Eine besondere Übergangsfrist für am wenigsten entwickelte WTO-Länder in Bezug auf pharmazeutische Produkte wurde inzwischen bis zum 1. Januar 2033 verlängert (dazu: Entscheidung des Rats für TRIPS vom 6. November 2015). Dabei geht es um die Implementierung der Abschnitte 5 und 7 des zweiten Teils des TRIPS in diesem Zusammenhang, also um den Patent- und Geschäftsgeheimnisschutz für Arzneimittel ("Pharmapatente"). Dies ermöglicht es Staaten wie Bangladesch, Generika herzustellen, ohne diese Vorschriften beachten zu müssen.
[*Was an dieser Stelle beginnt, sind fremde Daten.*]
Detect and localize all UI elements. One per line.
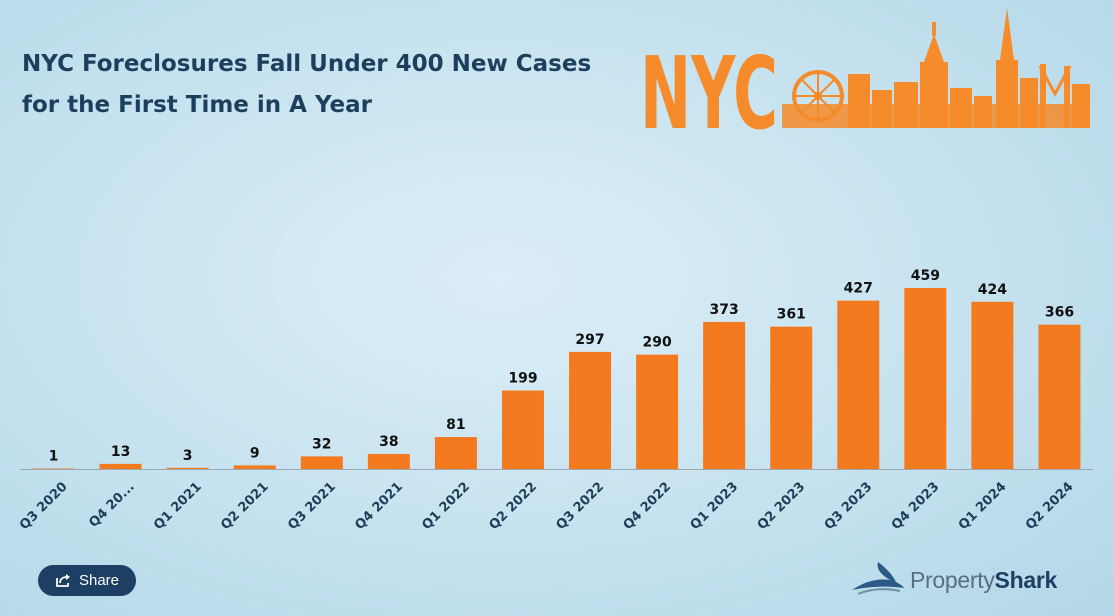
share-icon [56, 574, 70, 587]
brand-name-part1: Property [910, 566, 995, 593]
data-label-3: 9 [250, 445, 260, 461]
bar-3[interactable] [233, 465, 276, 469]
x-tick-label-10: Q1 2023 [688, 479, 742, 533]
nyc-logo-text: NYC [640, 35, 778, 132]
bar-9[interactable] [636, 354, 679, 469]
bar-11[interactable] [770, 326, 813, 469]
bar-4[interactable] [300, 456, 343, 469]
bar-6[interactable] [434, 437, 477, 469]
nyc-skyline-logo: NYC [640, 8, 1090, 132]
x-tick-label-13: Q4 2023 [889, 479, 943, 533]
brand-name-part2: Shark [994, 566, 1058, 593]
x-tick-label-5: Q4 2021 [352, 479, 406, 533]
x-tick-label-12: Q3 2023 [822, 479, 876, 533]
x-tick-label-6: Q1 2022 [419, 479, 473, 533]
data-label-8: 297 [575, 332, 604, 348]
bar-5[interactable] [367, 454, 410, 469]
x-tick-label-2: Q1 2021 [151, 479, 205, 533]
bar-10[interactable] [703, 321, 746, 469]
data-label-1: 13 [111, 444, 130, 460]
data-label-7: 199 [508, 371, 537, 387]
data-label-6: 81 [446, 417, 465, 433]
bar-7[interactable] [501, 390, 544, 469]
data-label-12: 427 [844, 281, 873, 297]
brand-name: PropertyShark [910, 567, 1057, 594]
bar-13[interactable] [904, 288, 947, 469]
data-label-5: 38 [379, 434, 398, 450]
x-tick-label-7: Q2 2022 [486, 479, 540, 533]
x-tick-label-9: Q4 2022 [621, 479, 675, 533]
chart-title: NYC Foreclosures Fall Under 400 New Case… [22, 44, 622, 126]
x-tick-label-8: Q3 2022 [553, 479, 607, 533]
bar-8[interactable] [569, 351, 612, 469]
bar-14[interactable] [971, 301, 1014, 469]
share-button[interactable]: Share [38, 565, 136, 596]
bar-12[interactable] [837, 300, 880, 469]
x-tick-label-4: Q3 2021 [285, 479, 339, 533]
x-tick-label-14: Q1 2024 [956, 479, 1010, 533]
title-line-2: for the First Time in A Year [22, 92, 372, 118]
bar-1[interactable] [99, 463, 142, 469]
x-tick-label-15: Q2 2024 [1023, 479, 1077, 533]
data-label-4: 32 [312, 436, 331, 452]
bar-2[interactable] [166, 467, 209, 469]
x-tick-label-3: Q2 2021 [218, 479, 272, 533]
data-label-13: 459 [911, 268, 940, 284]
bar-0[interactable] [32, 468, 75, 470]
data-label-14: 424 [978, 282, 1007, 298]
data-label-9: 290 [642, 335, 671, 351]
x-tick-label-11: Q2 2023 [755, 479, 809, 533]
propertyshark-logo: PropertyShark [850, 558, 1080, 602]
data-label-0: 1 [49, 449, 59, 465]
data-label-15: 366 [1045, 305, 1074, 321]
bar-15[interactable] [1038, 324, 1081, 469]
data-label-2: 3 [183, 448, 193, 464]
share-label: Share [78, 572, 120, 589]
x-tick-label-0: Q3 2020 [17, 479, 71, 533]
shark-fin-icon [852, 562, 904, 595]
data-label-10: 373 [710, 302, 739, 318]
x-tick-label-1: Q4 20... [86, 479, 137, 530]
data-label-11: 361 [777, 307, 806, 323]
title-line-1: NYC Foreclosures Fall Under 400 New Case… [22, 51, 592, 77]
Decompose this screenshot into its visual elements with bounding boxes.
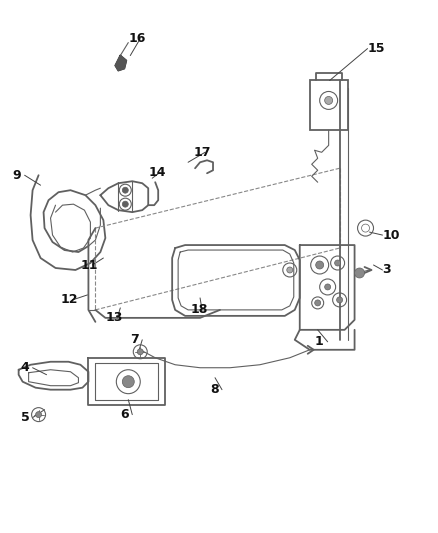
Text: 6: 6 [120, 408, 129, 421]
Text: 1: 1 [314, 335, 323, 348]
Circle shape [314, 300, 320, 306]
Circle shape [137, 349, 143, 355]
Circle shape [324, 284, 330, 290]
Circle shape [122, 201, 128, 207]
Text: 12: 12 [60, 293, 78, 306]
Text: 5: 5 [21, 411, 29, 424]
Circle shape [324, 96, 332, 104]
Text: 15: 15 [367, 42, 384, 55]
Circle shape [286, 267, 292, 273]
Text: 11: 11 [80, 259, 98, 271]
Polygon shape [115, 55, 126, 70]
Circle shape [334, 260, 340, 266]
Text: 7: 7 [130, 333, 139, 346]
Bar [309, 80, 347, 131]
Circle shape [122, 376, 134, 387]
Text: 18: 18 [190, 303, 207, 317]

Allgemein sei außerdem darauf hingewiesen, dass Art. 73 TRIPS Ausnahmen zur Wahrung von Sicherheitsinteressen der WTO-Mitglieder vorsieht. So darf ein Mitglied nicht an Maßnahmen gehindert werden, die es zum Schutz seiner wesentlichen Sicherheitsinteressen beispielsweise in Kriegszeiten oder sonstigen Krisen in internationalen Beziehungen für notwendig erachtet.
Will ein WTO-Mitglied einen Vorbehalt zu einer Bestimmung des TRIPS anbringen, benötigt es gemäß Art. 72 TRIPS die Zustimmung aller anderen Mitglieder.